With the recent rise in the keeping of specialised breeds of dogs (e.g. terriers, dachshunds, retrievers, bulldogs) as pets rather than as working dogs, hybrids between breeds have become very common. Some have become feral: although descended from domesticated ancestors, they live and breed as wild animals. All modern breeds of dogs, with their variation in size and shape, habits, coat colour and texture, are mutually fertile and share certain species-specific physiological characteristics; for example, the length of the gestation period is the same for all breeds regardless of body size.

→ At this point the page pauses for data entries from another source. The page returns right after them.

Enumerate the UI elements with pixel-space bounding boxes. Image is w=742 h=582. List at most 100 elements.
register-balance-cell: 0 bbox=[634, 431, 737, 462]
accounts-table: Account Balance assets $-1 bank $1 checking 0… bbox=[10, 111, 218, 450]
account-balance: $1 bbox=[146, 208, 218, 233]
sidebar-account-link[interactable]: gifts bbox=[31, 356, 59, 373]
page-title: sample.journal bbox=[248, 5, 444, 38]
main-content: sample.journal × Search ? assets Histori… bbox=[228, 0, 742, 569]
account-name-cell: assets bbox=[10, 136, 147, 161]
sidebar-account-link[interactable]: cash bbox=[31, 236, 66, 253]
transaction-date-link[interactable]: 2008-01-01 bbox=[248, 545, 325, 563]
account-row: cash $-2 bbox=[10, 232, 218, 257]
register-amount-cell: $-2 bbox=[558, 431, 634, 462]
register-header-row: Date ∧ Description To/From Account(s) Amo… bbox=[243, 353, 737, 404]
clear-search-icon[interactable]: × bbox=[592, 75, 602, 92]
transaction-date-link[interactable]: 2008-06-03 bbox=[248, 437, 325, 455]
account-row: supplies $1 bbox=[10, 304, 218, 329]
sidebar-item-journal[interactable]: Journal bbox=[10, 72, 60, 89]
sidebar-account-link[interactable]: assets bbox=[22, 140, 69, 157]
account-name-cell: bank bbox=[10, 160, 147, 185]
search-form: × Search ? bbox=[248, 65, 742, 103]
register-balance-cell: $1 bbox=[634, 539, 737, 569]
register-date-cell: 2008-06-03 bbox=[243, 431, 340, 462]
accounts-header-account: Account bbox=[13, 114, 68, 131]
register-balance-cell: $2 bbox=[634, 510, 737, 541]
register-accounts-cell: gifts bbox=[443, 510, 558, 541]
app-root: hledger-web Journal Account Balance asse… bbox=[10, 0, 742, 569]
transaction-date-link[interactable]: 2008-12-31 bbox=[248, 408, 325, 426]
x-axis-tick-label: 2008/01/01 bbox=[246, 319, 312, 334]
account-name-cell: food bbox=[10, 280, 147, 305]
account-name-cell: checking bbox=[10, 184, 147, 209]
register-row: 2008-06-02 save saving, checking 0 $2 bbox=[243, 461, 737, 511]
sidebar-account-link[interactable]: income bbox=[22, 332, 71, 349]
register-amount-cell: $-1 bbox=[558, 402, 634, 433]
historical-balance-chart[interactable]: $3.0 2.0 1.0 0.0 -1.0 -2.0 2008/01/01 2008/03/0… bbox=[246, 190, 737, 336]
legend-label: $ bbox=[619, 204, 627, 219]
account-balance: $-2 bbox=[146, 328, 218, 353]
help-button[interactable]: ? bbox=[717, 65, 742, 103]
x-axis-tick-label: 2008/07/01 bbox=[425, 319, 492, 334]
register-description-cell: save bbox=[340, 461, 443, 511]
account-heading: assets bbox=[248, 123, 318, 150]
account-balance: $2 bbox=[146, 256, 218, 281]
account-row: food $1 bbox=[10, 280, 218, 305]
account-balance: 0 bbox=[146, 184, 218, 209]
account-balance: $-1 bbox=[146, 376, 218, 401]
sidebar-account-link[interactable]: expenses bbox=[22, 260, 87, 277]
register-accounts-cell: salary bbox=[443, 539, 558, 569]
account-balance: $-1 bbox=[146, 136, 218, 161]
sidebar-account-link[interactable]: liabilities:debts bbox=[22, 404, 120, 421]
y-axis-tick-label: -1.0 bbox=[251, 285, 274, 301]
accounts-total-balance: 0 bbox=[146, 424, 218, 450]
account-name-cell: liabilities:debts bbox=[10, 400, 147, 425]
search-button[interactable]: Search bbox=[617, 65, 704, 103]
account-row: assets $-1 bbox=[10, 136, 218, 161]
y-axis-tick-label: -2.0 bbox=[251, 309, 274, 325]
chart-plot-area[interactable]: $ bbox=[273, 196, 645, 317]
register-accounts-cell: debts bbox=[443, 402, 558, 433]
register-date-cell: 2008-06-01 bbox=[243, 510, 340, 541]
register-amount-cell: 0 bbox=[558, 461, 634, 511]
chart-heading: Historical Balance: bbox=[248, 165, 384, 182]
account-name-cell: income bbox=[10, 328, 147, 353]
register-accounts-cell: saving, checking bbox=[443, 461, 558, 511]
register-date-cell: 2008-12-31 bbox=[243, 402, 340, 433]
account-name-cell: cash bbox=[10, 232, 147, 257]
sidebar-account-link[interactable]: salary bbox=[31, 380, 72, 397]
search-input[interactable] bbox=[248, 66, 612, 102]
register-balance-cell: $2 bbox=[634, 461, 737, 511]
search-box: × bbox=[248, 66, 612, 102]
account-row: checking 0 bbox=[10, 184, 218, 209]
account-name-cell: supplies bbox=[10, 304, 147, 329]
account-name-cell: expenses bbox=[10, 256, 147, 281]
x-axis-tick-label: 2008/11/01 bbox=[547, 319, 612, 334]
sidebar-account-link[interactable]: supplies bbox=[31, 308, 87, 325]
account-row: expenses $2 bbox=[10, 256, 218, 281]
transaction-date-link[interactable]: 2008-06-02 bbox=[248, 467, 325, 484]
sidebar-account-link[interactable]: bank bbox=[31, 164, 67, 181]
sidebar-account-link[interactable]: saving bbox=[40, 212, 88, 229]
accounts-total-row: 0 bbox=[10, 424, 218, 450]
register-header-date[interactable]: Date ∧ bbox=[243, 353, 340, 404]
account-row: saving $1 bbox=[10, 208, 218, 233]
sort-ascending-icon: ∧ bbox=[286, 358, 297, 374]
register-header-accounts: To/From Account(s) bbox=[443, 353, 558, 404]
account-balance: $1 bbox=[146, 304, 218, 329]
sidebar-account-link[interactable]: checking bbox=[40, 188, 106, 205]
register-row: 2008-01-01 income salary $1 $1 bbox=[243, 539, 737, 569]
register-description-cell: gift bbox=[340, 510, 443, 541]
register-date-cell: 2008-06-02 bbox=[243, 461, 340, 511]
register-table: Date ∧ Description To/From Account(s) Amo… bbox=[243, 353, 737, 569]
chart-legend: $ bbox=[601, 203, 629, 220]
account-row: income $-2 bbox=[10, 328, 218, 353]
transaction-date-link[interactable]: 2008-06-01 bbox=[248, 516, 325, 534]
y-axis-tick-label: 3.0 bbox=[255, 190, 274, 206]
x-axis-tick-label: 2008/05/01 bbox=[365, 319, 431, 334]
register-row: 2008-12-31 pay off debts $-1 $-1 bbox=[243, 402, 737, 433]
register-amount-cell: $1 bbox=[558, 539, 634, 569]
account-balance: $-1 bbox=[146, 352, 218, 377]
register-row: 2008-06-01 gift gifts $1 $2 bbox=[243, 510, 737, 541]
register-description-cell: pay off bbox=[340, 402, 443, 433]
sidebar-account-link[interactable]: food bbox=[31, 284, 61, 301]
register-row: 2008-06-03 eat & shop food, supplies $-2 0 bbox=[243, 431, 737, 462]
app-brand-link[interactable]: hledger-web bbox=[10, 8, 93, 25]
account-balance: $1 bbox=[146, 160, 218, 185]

In spite of the huge range of phenotypes, dogs have not formed discrete species.
List some reasons why the intensive study of many different aspects of dog biology provides insight into the process of evolution under domestication.
Relevant topics include:
Dogs are among the most ancient domesticated animals.
The dog genome has now been sequenced.
Dogs are highly social mammals that communicate using sounds, facial expressions and postures; these behaviours are readily interpreted by humans and dogs respond to human-generated sounds and to human gestures.
Dog behaviour has been thoroughly studied.
Many breeds that differ in habits and behaviour also differ in structure and appearance.
Many dog breeds are highly inbred but mongrels are also common and viable.